SINGAPORE - The push by the National Trades Union Congress (NTUC) for portable medical plans is a good one ("NTUC to renew push for portable medical plans"; last Saturday).
One disadvantage of group insurance is that the coverage will end once a person leaves the company, just when he needs it most.
Another disadvantage is that many people are covered by both their company's group insurance and their own private integrated Shield plans, which leads to unnecessary duplication and wastage of premiums.
The civil service's model of giving its staff extra Medisave contributions so that they can use it to buy their own portable insurance is a good one and could be followed by more companies.
However, this approach is not popular due to two reasons.
First, some companies might want to provide their staff with outpatient benefits, which the portable insurance does not cover.
The companies also cannot buy a standalone group plan that covers only outpatient benefits, as insurance companies sell the outpatient benefits only as add-ons to basic hospitalisation plans.

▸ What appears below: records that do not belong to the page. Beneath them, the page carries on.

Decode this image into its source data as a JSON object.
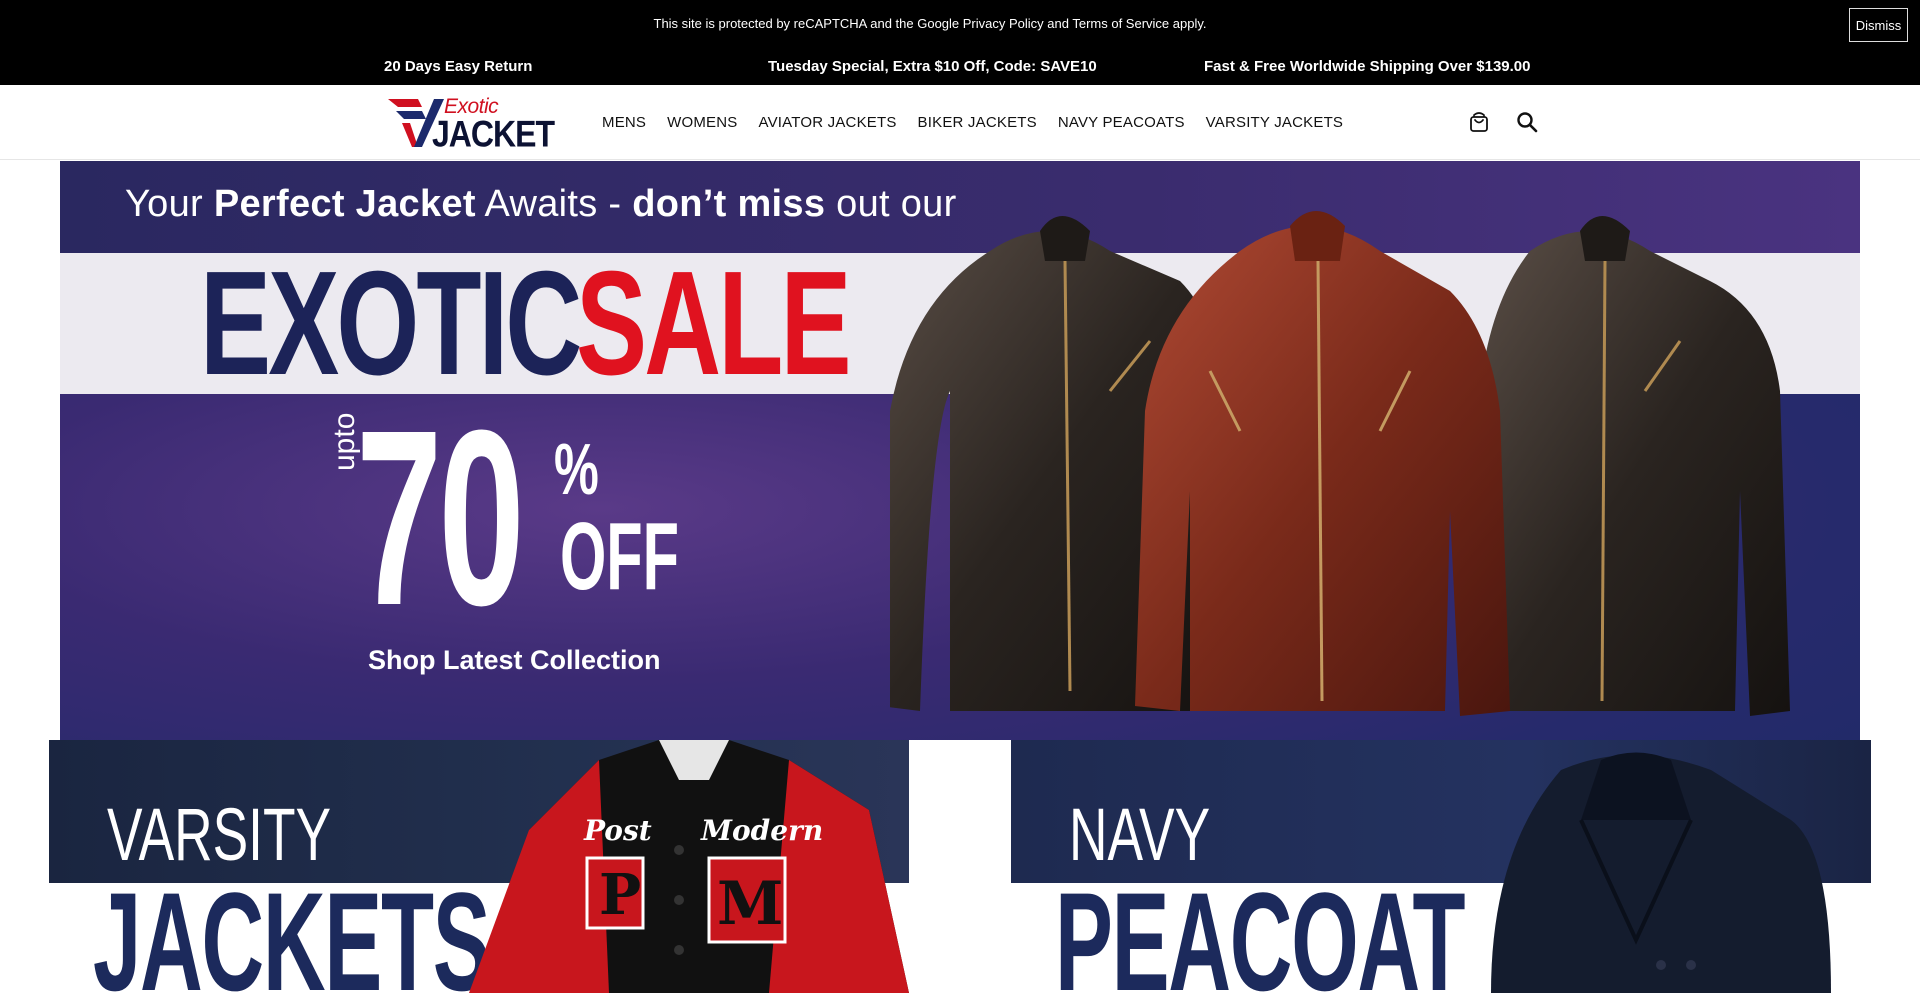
{
  "topbar": {
    "recaptcha_notice": "This site is protected by reCAPTCHA and the Google Privacy Policy and Terms of Service apply.",
    "dismiss_label": "Dismiss",
    "promos": [
      "20 Days Easy Return",
      "Tuesday Special, Extra $10 Off, Code: SAVE10",
      "Fast & Free Worldwide Shipping Over $139.00"
    ]
  },
  "header": {
    "logo": {
      "line1": "Exotic",
      "line2": "JACKET"
    },
    "nav": [
      "MENS",
      "WOMENS",
      "AVIATOR JACKETS",
      "BIKER JACKETS",
      "NAVY PEACOATS",
      "VARSITY JACKETS"
    ],
    "icons": [
      "cart-icon",
      "search-icon"
    ]
  },
  "hero": {
    "tagline_pre": "Your ",
    "tagline_bold1": "Perfect Jacket",
    "tagline_mid": " Awaits - ",
    "tagline_bold2": "don’t miss",
    "tagline_post": " out our",
    "headline_word1": "EXOTIC",
    "headline_word2": "SALE",
    "upto": "upto",
    "discount_number": "70",
    "discount_percent": "%",
    "discount_off": "OFF",
    "cta": "Shop Latest Collection"
  },
  "categories": [
    {
      "line1": "VARSITY",
      "line2": "JACKETS",
      "patch1": "Post",
      "patch2": "Modern",
      "letter1": "P",
      "letter2": "M"
    },
    {
      "line1": "NAVY",
      "line2": "PEACOAT"
    }
  ],
  "colors": {
    "brand_navy": "#1c2358",
    "brand_red": "#e0121f",
    "topbar_bg": "#000000"
  }
}
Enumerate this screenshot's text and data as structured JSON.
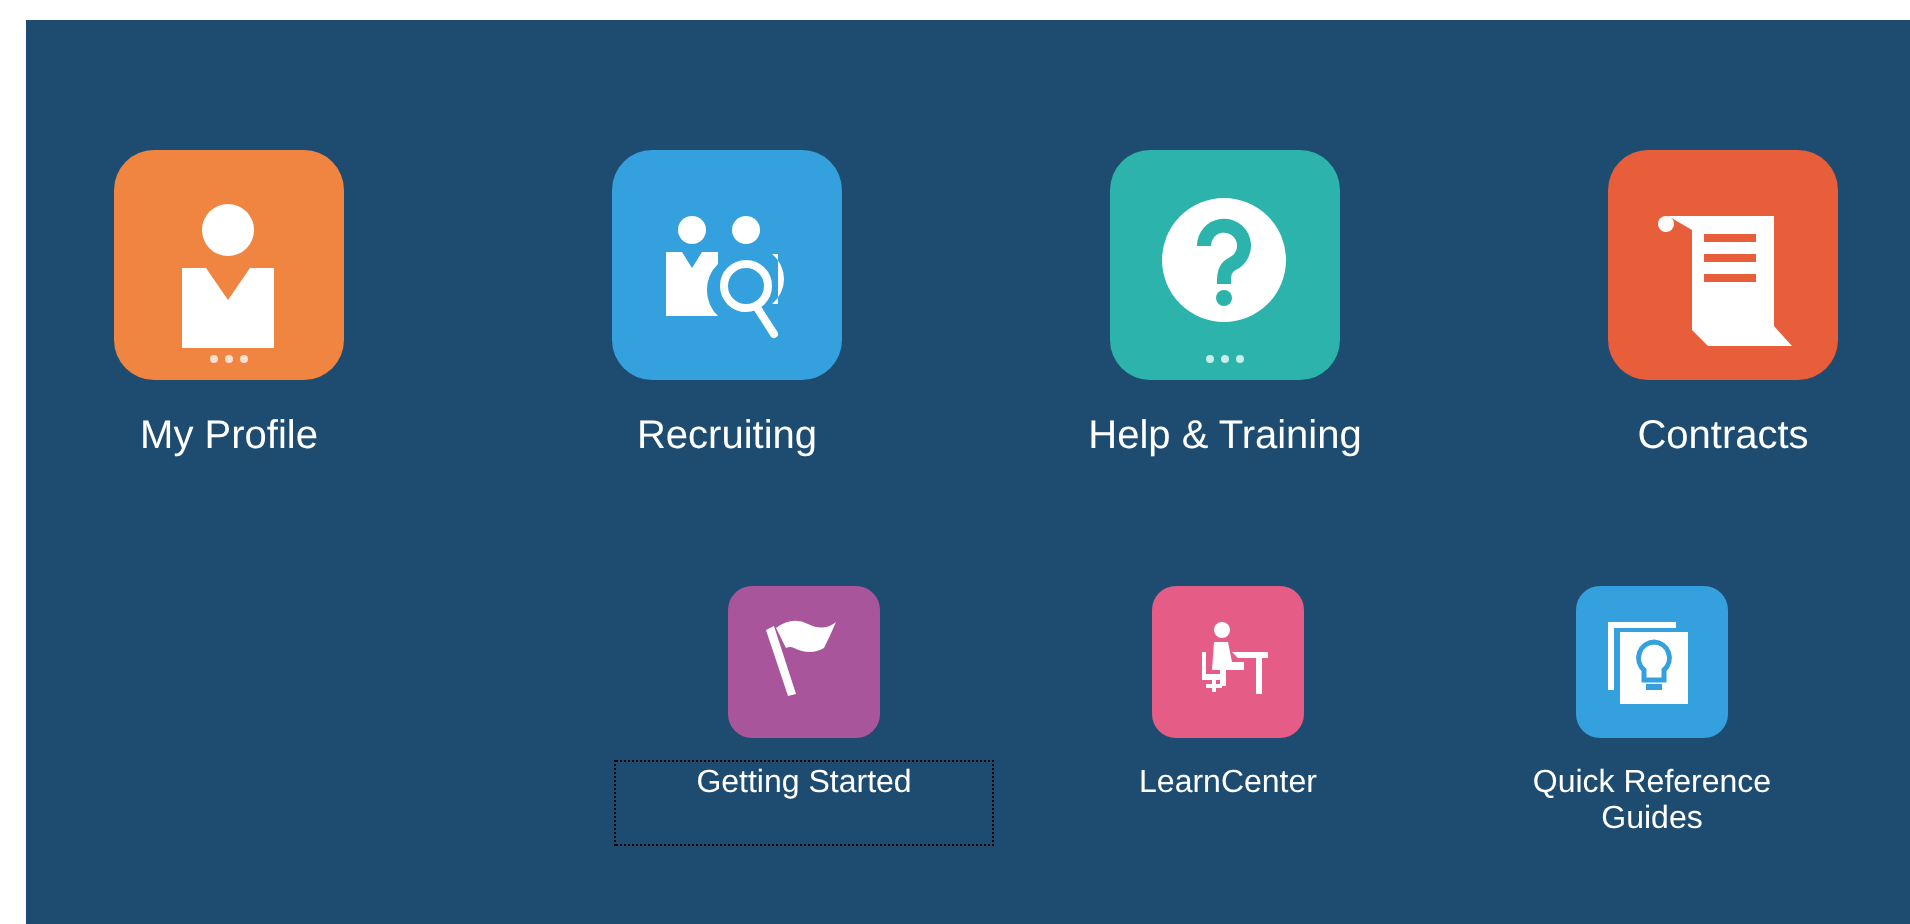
{
  "main_tiles": [
    {
      "label": "My Profile",
      "kind": "person",
      "color": "#ef8540",
      "more": true
    },
    {
      "label": "Recruiting",
      "kind": "recruit",
      "color": "#35a0de",
      "more": false
    },
    {
      "label": "Help & Training",
      "kind": "help",
      "color": "#2cb3ac",
      "more": true
    },
    {
      "label": "Contracts",
      "kind": "scroll",
      "color": "#e85d3a",
      "more": false
    }
  ],
  "small_tiles": [
    {
      "label": "Getting Started",
      "kind": "flag",
      "color": "#a8559c",
      "focused": true
    },
    {
      "label": "LearnCenter",
      "kind": "desk",
      "color": "#e55d86",
      "focused": false
    },
    {
      "label": "Quick Reference Guides",
      "kind": "bulb",
      "color": "#35a0de",
      "focused": false
    }
  ]
}
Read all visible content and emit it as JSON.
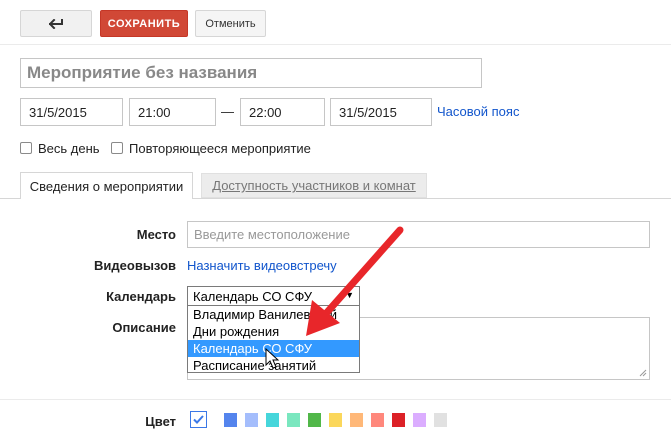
{
  "toolbar": {
    "back_icon": "back-arrow-icon",
    "save_label": "СОХРАНИТЬ",
    "cancel_label": "Отменить"
  },
  "event": {
    "title": "Мероприятие без названия",
    "start_date": "31/5/2015",
    "start_time": "21:00",
    "dash": "—",
    "end_time": "22:00",
    "end_date": "31/5/2015",
    "timezone_link": "Часовой пояс",
    "all_day_label": "Весь день",
    "repeat_label": "Повторяющееся мероприятие"
  },
  "tabs": [
    {
      "label": "Сведения о мероприятии",
      "active": true
    },
    {
      "label": "Доступность участников и комнат",
      "active": false
    }
  ],
  "details": {
    "location_label": "Место",
    "location_placeholder": "Введите местоположение",
    "video_label": "Видеовызов",
    "video_link": "Назначить видеовстречу",
    "calendar_label": "Календарь",
    "calendar_selected": "Календарь СО СФУ",
    "calendar_options": [
      "Владимир Ванилевский",
      "Дни рождения",
      "Календарь СО СФУ",
      "Расписание занятий"
    ],
    "calendar_highlighted_index": 2,
    "description_label": "Описание",
    "color_label": "Цвет"
  },
  "colors": {
    "accent": "#3b78e7",
    "save_button": "#d14836",
    "annotation_arrow": "#e8262a",
    "swatches": [
      "#5484ed",
      "#a4bdfc",
      "#46d6db",
      "#7ae7bf",
      "#51b749",
      "#fbd75b",
      "#ffb878",
      "#ff887c",
      "#dc2127",
      "#dbadff",
      "#e1e1e1"
    ]
  }
}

Second, companies are unlikely to overhaul their current group insurance benefits as this involves additional work with little or no incentive.
Transiting to a portable plan is also not a straightforward exercise.
The push towards portable medical plans can succeed only if it is supported by government legislation and incentives.
Perhaps a sub-committee of the MediShield Life Review Committee could be appointed to look into this area.